INTTRA’s continued breakneck growth in handling container shipments through its web-based transactional platforms may rest on whether the company can convince shippers still tied to phone-and-fax ordering to change with the times.
Whether the holdouts embrace INTTRA, which bills itself as the dominant provider of services to electronically book and track containers, could also signal the extent to which the container shipping industry adopts other web-based platforms and applications. The New Jersey-based company said the number of container transactions it processed in the first six months of this year rose by 17 percent compared with the same period in 2015 — to 18.4 million containers.
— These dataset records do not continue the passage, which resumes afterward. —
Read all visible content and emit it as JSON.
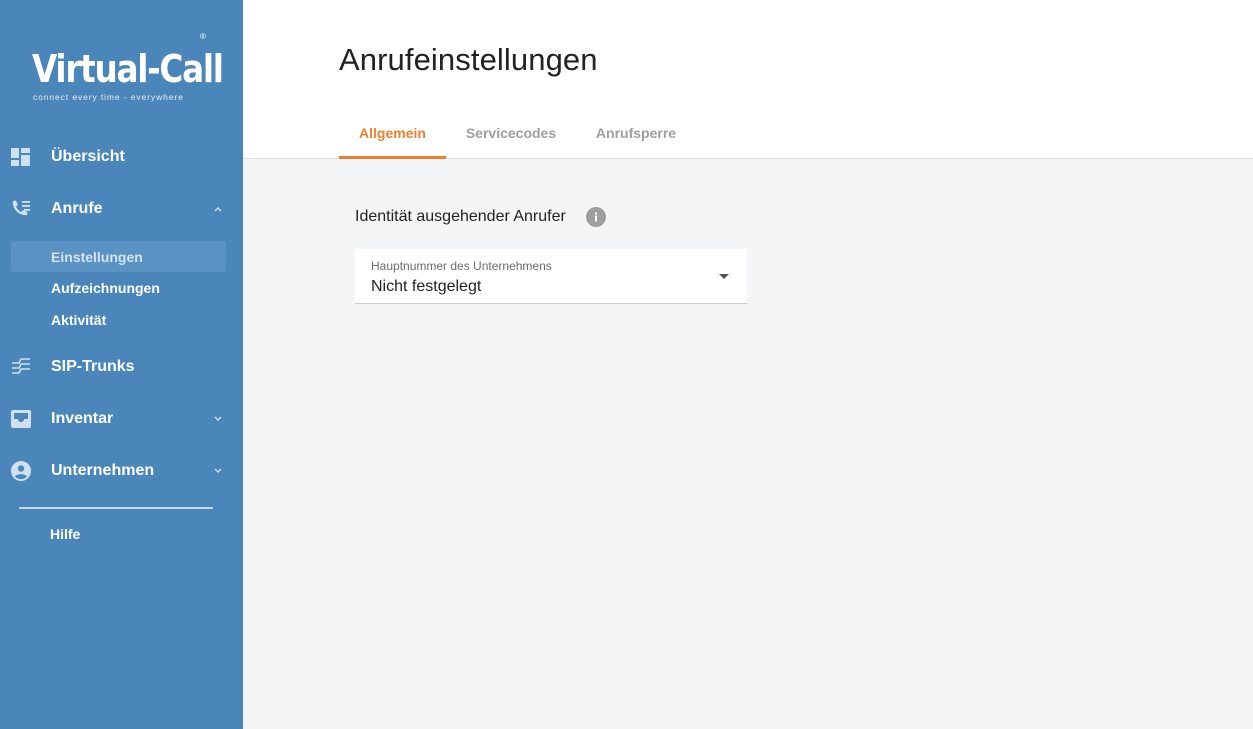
{
  "brand": {
    "name": "Virtual-Call",
    "registered": "®",
    "tagline": "connect every time - everywhere"
  },
  "sidebar": {
    "items": [
      {
        "label": "Übersicht",
        "icon": "dashboard-icon"
      },
      {
        "label": "Anrufe",
        "icon": "phone-list-icon",
        "expanded": true
      },
      {
        "label": "SIP-Trunks",
        "icon": "sip-trunk-icon"
      },
      {
        "label": "Inventar",
        "icon": "inbox-icon",
        "expanded": false
      },
      {
        "label": "Unternehmen",
        "icon": "account-circle-icon",
        "expanded": false
      }
    ],
    "calls_submenu": [
      {
        "label": "Einstellungen",
        "active": true
      },
      {
        "label": "Aufzeichnungen"
      },
      {
        "label": "Aktivität"
      }
    ],
    "help_label": "Hilfe"
  },
  "header": {
    "title": "Anrufeinstellungen",
    "tabs": [
      {
        "label": "Allgemein",
        "active": true
      },
      {
        "label": "Servicecodes"
      },
      {
        "label": "Anrufsperre"
      }
    ]
  },
  "main": {
    "section_title": "Identität ausgehender Anrufer",
    "select": {
      "label": "Hauptnummer des Unternehmens",
      "value": "Nicht festgelegt"
    }
  },
  "colors": {
    "sidebar_bg": "#4a86ba",
    "accent": "#ee7f2f",
    "page_bg": "#f4f5f7"
  }
}
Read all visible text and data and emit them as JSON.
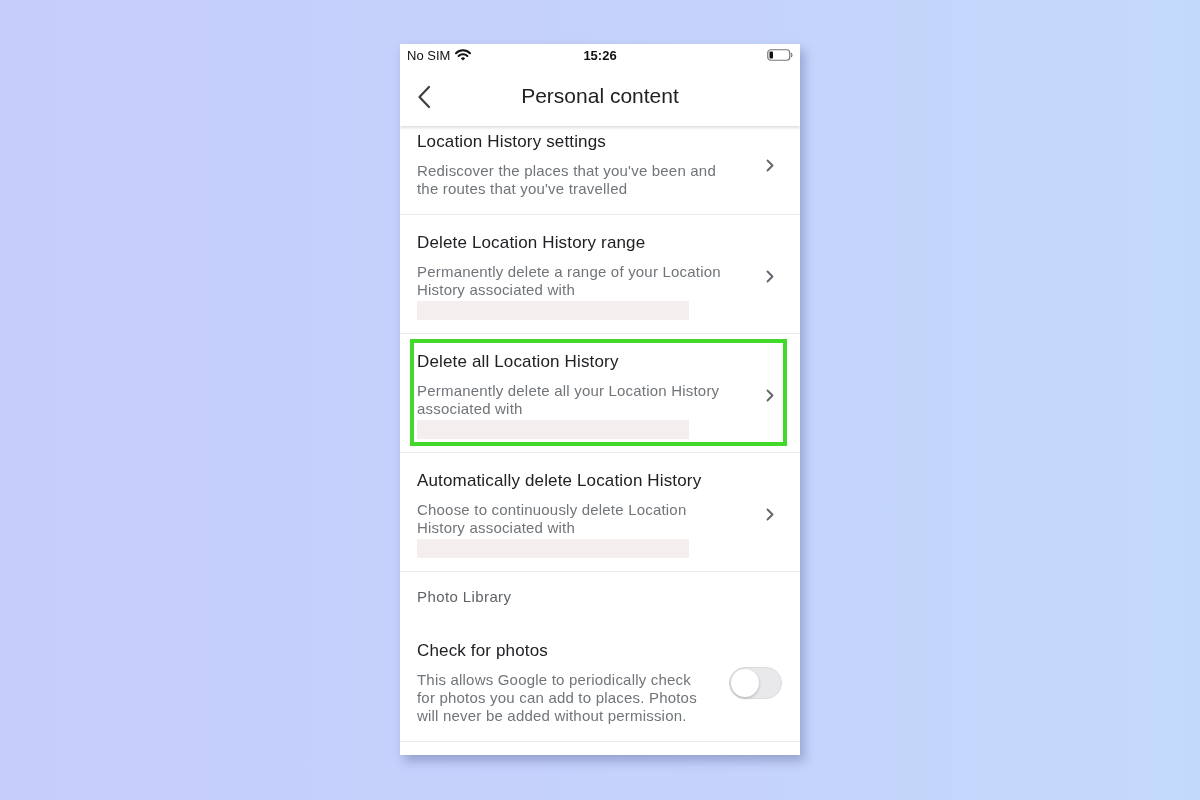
{
  "status_bar": {
    "carrier": "No SIM",
    "time": "15:26"
  },
  "header": {
    "title": "Personal content"
  },
  "sections": [
    {
      "items": [
        {
          "kind": "link",
          "title": "Location History settings",
          "description": "Rediscover the places that you've been and the routes that you've travelled",
          "redacted": false,
          "highlighted": false
        },
        {
          "kind": "link",
          "title": "Delete Location History range",
          "description": "Permanently delete a range of your Location History associated with",
          "redacted": true,
          "highlighted": false
        },
        {
          "kind": "link",
          "title": "Delete all Location History",
          "description": "Permanently delete all your Location History associated with",
          "redacted": true,
          "highlighted": true
        },
        {
          "kind": "link",
          "title": "Automatically delete Location History",
          "description": "Choose to continuously delete Location History associated with",
          "redacted": true,
          "highlighted": false
        }
      ]
    },
    {
      "heading": "Photo Library",
      "items": [
        {
          "kind": "toggle",
          "title": "Check for photos",
          "description": "This allows Google to periodically check for photos you can add to places. Photos will never be added without permission.",
          "on": false
        }
      ]
    }
  ]
}
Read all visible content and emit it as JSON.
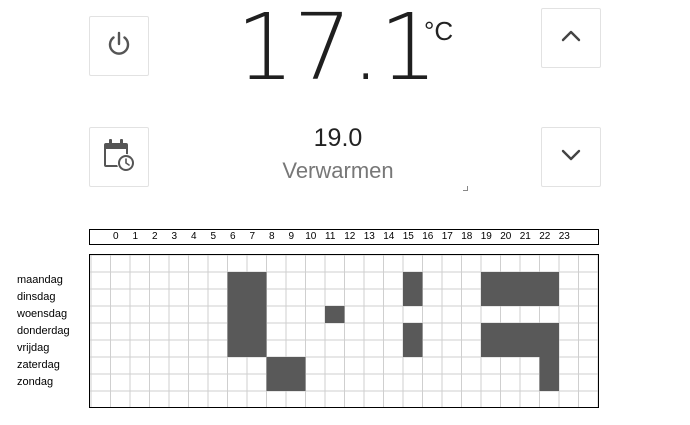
{
  "thermostat": {
    "current_temperature": "17.1",
    "unit": "°C",
    "setpoint": "19.0",
    "mode": "Verwarmen"
  },
  "icons": {
    "power": "power-icon",
    "schedule": "calendar-clock-icon",
    "up": "chevron-up-icon",
    "down": "chevron-down-icon"
  },
  "colors": {
    "active_cell": "#595959",
    "grid_line": "#cfcfcf",
    "icon": "#555555"
  },
  "schedule": {
    "hours": [
      "0",
      "1",
      "2",
      "3",
      "4",
      "5",
      "6",
      "7",
      "8",
      "9",
      "10",
      "11",
      "12",
      "13",
      "14",
      "15",
      "16",
      "17",
      "18",
      "19",
      "20",
      "21",
      "22",
      "23"
    ],
    "days": [
      "maandag",
      "dinsdag",
      "woensdag",
      "donderdag",
      "vrijdag",
      "zaterdag",
      "zondag"
    ],
    "active": [
      [
        6,
        7,
        15,
        19,
        20,
        21,
        22
      ],
      [
        6,
        7,
        15,
        19,
        20,
        21,
        22
      ],
      [
        6,
        7,
        11
      ],
      [
        6,
        7,
        15,
        19,
        20,
        21,
        22
      ],
      [
        6,
        7,
        15,
        19,
        20,
        21,
        22
      ],
      [
        8,
        9,
        22
      ],
      [
        8,
        9,
        22
      ]
    ]
  }
}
Still, half the containers worldwide shipped each year are processed manually — using phone, fax, email, or some combination — rather than through an online platform, the company said. To help make the platform attractive, INTTRA has in recent months created several “dashboard” data analysis tools to help customers. But convincing those technologically shy shippers to embrace electronic information processing will require the company to change the mindset, habits and even corporate culture of some shippers.
“These trends are changing rapidly,” INTTRA’s CEO John Fay, said of the uptake of technology, adding that “digital shipping management is now a competitive necessity.”
“I think around 50 percent is a tipping point, for the industry,” he said. “I think we are past that tipping point where you are either digitalized in your process, or you are working on it, or you wished you had … When I talk to customers, that’s the feedback. It’s not a question of whether or not they will shift to electronic and digitalization of the process, it’s when.”
INTTRA said about 26 percent of all containers moved worldwide are logged on to its electronic platform. And the company’s success in increasing that figure may also reflect how ready the industry is to fully accept technology of all kinds in the booking and administration of container shipments.
The effort comes as the shipping industry’s woes, and plummeting container prices, have placed a premium on cost cutting and efficiency — for which technology can provide solutions. And a slew of venture-capital backed startups are trying to harness digital power to introduce dramatic change into the freight forwarding process, which is also heavily reliant on old-school administration processes.
While some companies use little or no data or analysis, “there is a very strong trend toward more information,” among INTTRA’s biggest customers, Fay said. “Customers are just beginning to utilize over the last two or three years the data that’s available, which we have. And what’s happening now is a significant multiplication of the amount of data that’s available. As people start tracking refrigerated boxes, through satellite transmission and RFID cards, lots of cellular tags on boxes, that’s a real trend which will expand the amount of data available. Our job at INTTRA is to capture the data and give it to our customers.”
INTTRA, a derivation of “’international transportation and trade,” was founded in October 2000 as joint-venture between European ocean carriers, with investors that included P&O Nedlloyd, Maersk SeaLand, Mediterranean Shipping Co., CMA-CGM and Hamburg Sud.
The company, with 180 employees in six offices worldwide, said it now has a network that on one side includes 60 ocean carriers, and on the other side, 110,000 shippers. Key to the company’s continued success, Fay said, is that it is a “neutral” platform that doesn’t encourage customers to use a particular carrier.
The difficulties of the carriers have had little impact on INTTRA’s business, Fay said. One reason is that revenue from the company’s core business, its electronic platform, is largely per-transaction, and that remains strong regardless of carrier turmoil, as long as the volume of containers is the same, company executives said.
Future growth will depend in part on INTTRA converting those shippers who do not yet use an electronic platform, and that involves understanding their situation, Fay said. One reason shippers don’t embrace electronic processing is the investment of time and money required to rework processes — which many medium and small companies have balked at undertaking, he said.
Another reason, is that shippers who established processes years ago have been slow to cast them aside, said Fay, who attributed the reluctance to “human nature.” That’s especially true in developed countries, that have long shipping histories, he said. The U.S., for example, “is the least penetrated electronically,” Fay said. Conversely, the penetration of electronic processing is far higher in developing countries, such as Brazil, India and China, where companies had few previous processes to cast aside. As as these businesses grew they moved easily into electronic processing, creating systems as they went, he said.